Monday, 21 December 2009

Slaughterhouse-Five (1972)

If George Roy Hill had asked anybody in 1972 whether it was a good idea to try to film Kurt Vonnegut’s Slaughterhouse-Five their advice would probably have been - don’t even think about it. Maybe people did give him that advice. In any case Hill went ahead and filmed it anyway, and the result is one of the most interesting American movies of the 70s.

It won the Jury Prize at the Cannes Film Festival, and Vonnegut loved it, but it died at the American box-office. It’s since been more or less forgotten, and most people who’ve heard of it assume it was a turkey. It’s hard to imagine the director of such staggeringly mainstream movies as Butch Cassidy and the Sundance Kid and The Sting being able to successfully film an unfilmable Kurt Vonnegut book, but that’s exactly what he did.

Billy Pilgrim, the hero of the story, has come unstuck in time. His life has a beginning, a middle and an end, but not necessarily in that order. He moves randomly between past, present and future although in fact his life is simply a collection of moments and past, present and future have little meaning. He lives some of these moments over and over again, and not all of them occur on Earth. A significant part of his life takes place on the planet Tralfamadore.

Billy was training to be an optometrist when the Second World War intervened. He is taken prisoner by the Germans during the Battle of the Bulge, and as a prisoner-of-war he is present in the city of Dresden when it is fire-bombed by the Allies. This was one of the most horrific episodes of the war, causing a greater loss of life than the atomic bomb dropped on Hiroshima and being all the more horrifying since Dresden was not a military target. Vonnegut himself was in fact a prisoner-of-war in Dresden when it was bombed, and this was in some ways the central event in his life.

Billy’s experiences in the war are crucial but the movie, like Billy’s life, cuts back and forth to other events both before and after the war.
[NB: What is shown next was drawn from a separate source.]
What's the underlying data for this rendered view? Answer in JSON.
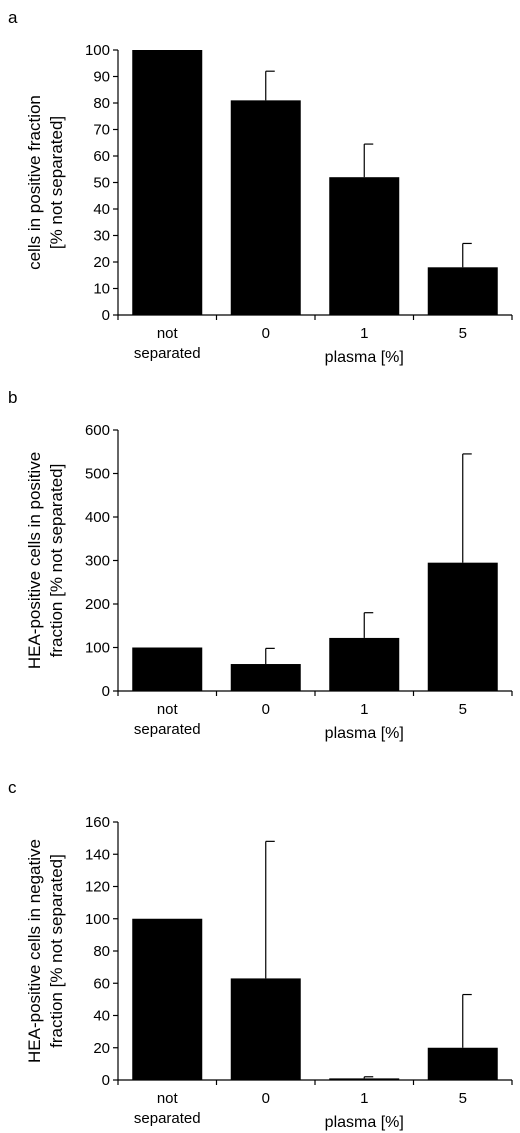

Billy’s postwar life as a respectable and rather dull optometrist, a pillar of the community and president of the local Lions’ Club, is enlivened by other strange events. He survives a disastrous plane crash, which of course he knows is going to happen because it’s happened to him before. He has a wife and son on Earth, but he has a kind of second family on Tralfamadore. He was kidnapped by the Tralfamadorians, but they just want to observe and study him. They’re particularly fascinated by the mating habits of other species so they provide him with a potential mate, a sexy Hollywood starlet named Montana Wildhack. She’s about as big a contrast as one could imagine with Billy’s wife on Earth, but he loves them both in his own way. He accepts Montana Wildhack as part of his destiny, just as he accepts everything else that happens to him.

The most pleasing thing about the film is that Hill and screenwriter Stephen Geller assume their audience will not be panicked by the non-linear narrative and will work out what’s going on. The cuts between various episodes in Billy’s life are not explained. They just happen. For a mainstream Hollywood movie in 1972 that’s a fairly bold approach. The movie’s commercial failure suggests that perhaps Hill was a little too bold, but artistically it’s the right approach.

The movie successfully preserves Vonnegut’s sense of the absurdity of life. It also captures his black comedy, which is done rather subtly in the movie which again proves to the right approach - the juxtaposition of the mundane and the horrific provides the black comedy, and there is no need for the actors to try to play any of the scenes in an overtly comic way. They play it straight, and the results are funnier and more disturbing as a result.

Michael Sacks, an actor with a remarkably short career, is superb as Billy Pilgrim - innocent but accepting. Valerie Perrine attracted most of the publicity at the time because of her frequent disrobing in the movie. Her role as Montana Wildhack is really fairly minor. Her performance can best be described as adequate, but she has the right mix of innocence and sexiness for the part.

The scenes of the bombing of Dresden are exceptionally well done. Hill resists the temptation to sentimentalise the events or to consciously manipulate the audience’s responses. This matter-of-fact treatment is much more effective, and the events in themselves are sufficiently harrowing not to require editorialising.

While the movie omits parts of the novel it does this mainly to keep the running time within acceptable limits (it runs for 104 minutes). Most directors today would have succumbed to the temptation to try to include too much. There is no attempt to dumb down the story.

This is an adventurous, complex and intelligent movie, a relic of a time when major Hollywood studios were still prepared to take risks and to accept the reality that on occasions those risks would not pay off at the box office. I caught it on Australian television (on the ABC so it was uncut and commercial-free) but it’s available on DVD. It’s well worth seeking out.